Southern peas are also known as cowpeas and field peas, and some call them blackeyes, crowders or just plain peas. Their species name is Vigna unguiculata, and they are a legume of Asian-African descent.
If planted in fertile soils or highly fertilized soil, plants grow lush and viney and may not set pods. In some cases, one must find the poorest soil area to be successful with the field pea. If soils are moderate in phosphorus and potassium, plant without fertilizing. Southern peas prefer a slightly acid soil, but will not tolerate very acid soils below pH 5.5.
Pea cultivars may be grouped mainly by fruit type. Pod color, seed color and seed pattern are all used to describe the cultivar. In addition, the plants may be a vining, semi-vining or bush type. You may not be able to find the exact combination of all desired characteristics in one cultivar, but there are many choices. Narrow your selections to the cultivars with the couple of characteristics you seek, or just go for the flavor.
Pod colors may be green hull, silver hull or purple hull (easiest to spot). Seed types may be blackeye, pinkeye, cream or browneye. Creams stay light with clear liquor after cooking. Within each group, you may find a crowder type or non-crowder, which describes how the seeds are arranged in the pods. Crowders are more tightly packed and may be starchy.
Bush peas are seeded at 4-6 oz. per 100-ft row. Plant these cowpeas 3 to 4 inches apart in the row.
Vining peas are less popular and are seeded at 3-4 oz. per 100-ft row. They are spaced 6 to 12 inches apart and usually take over the row. Dixie Lee, Royal and a few pinkeyes are vining types.
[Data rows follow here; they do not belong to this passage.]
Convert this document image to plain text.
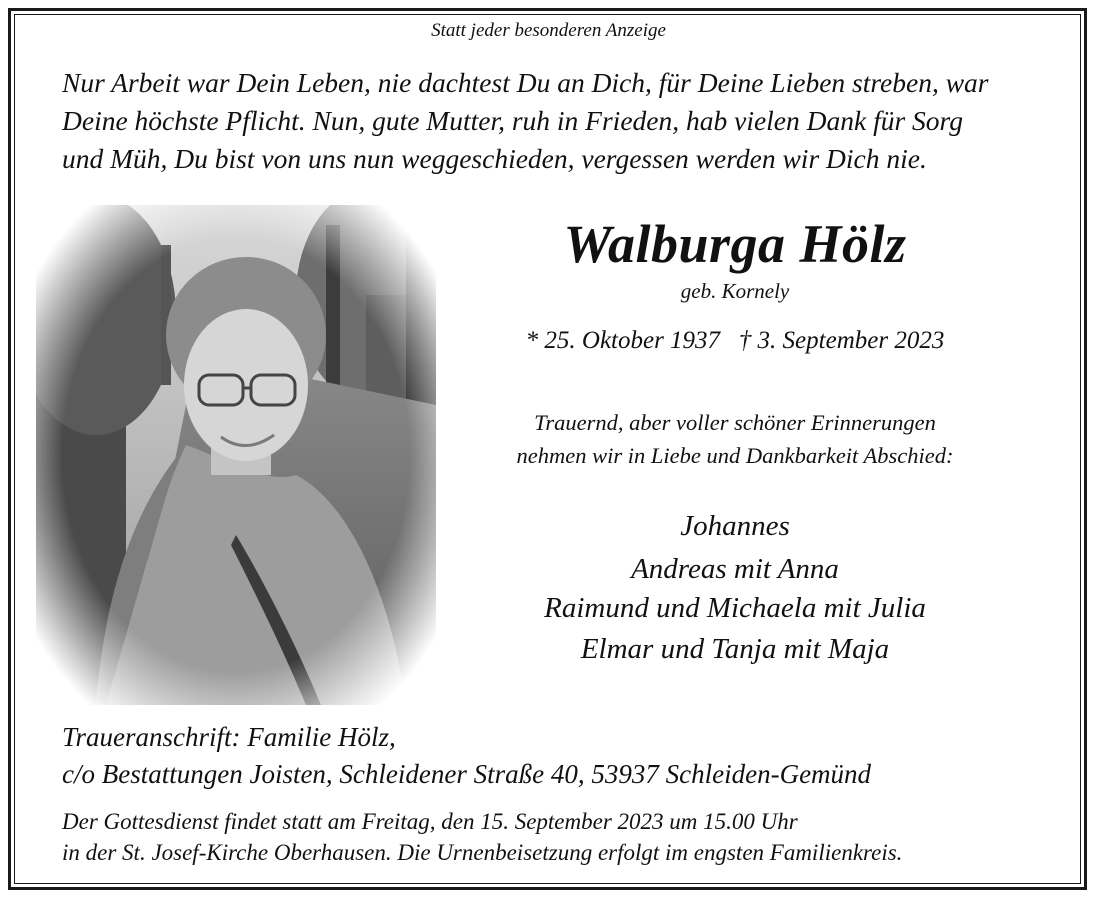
Statt jeder besonderen Anzeige
Nur Arbeit war Dein Leben, nie dachtest Du an Dich, für Deine Lieben streben, war
Deine höchste Pflicht. Nun, gute Mutter, ruh in Frieden, hab vielen Dank für Sorg
und Müh, Du bist von uns nun weggeschieden, vergessen werden wir Dich nie.
Walburga Hölz
geb. Kornely
* 25. Oktober 1937   † 3. September 2023
Trauernd, aber voller schöner Erinnerungen
nehmen wir in Liebe und Dankbarkeit Abschied:
Johannes
Andreas mit Anna
Raimund und Michaela mit Julia
Elmar und Tanja mit Maja
Traueranschrift: Familie Hölz,
c/o Bestattungen Joisten, Schleidener Straße 40, 53937 Schleiden-Gemünd
Der Gottesdienst findet statt am Freitag, den 15. September 2023 um 15.00 Uhr
in der St. Josef-Kirche Oberhausen. Die Urnenbeisetzung erfolgt im engsten Familienkreis.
These cultivars are recommended for Louisiana: blackeyes – Magnolia, Royal and Queen Anne; pinkeyes – MS Pinkeye, TX Pinkeye, Quick Pick and Pinkeye Purple Hull BVR; creams – Elite, MS Cream and TX Cream 8; crowders – Dixie Lee, MS Purple, MS Shipper, MS Silver and Zipper Cream.
Southern peas may be harvested in the mature green stage when the peas are about first mature but not over-mature and dry. Peas also may be harvested in the fully mature dry stage for dry storage. Some gardeners even harvest young, under-mature pods and use them as a snap bean substitute.
Remains of pea vines are often turned back into the soil as a summer green manure.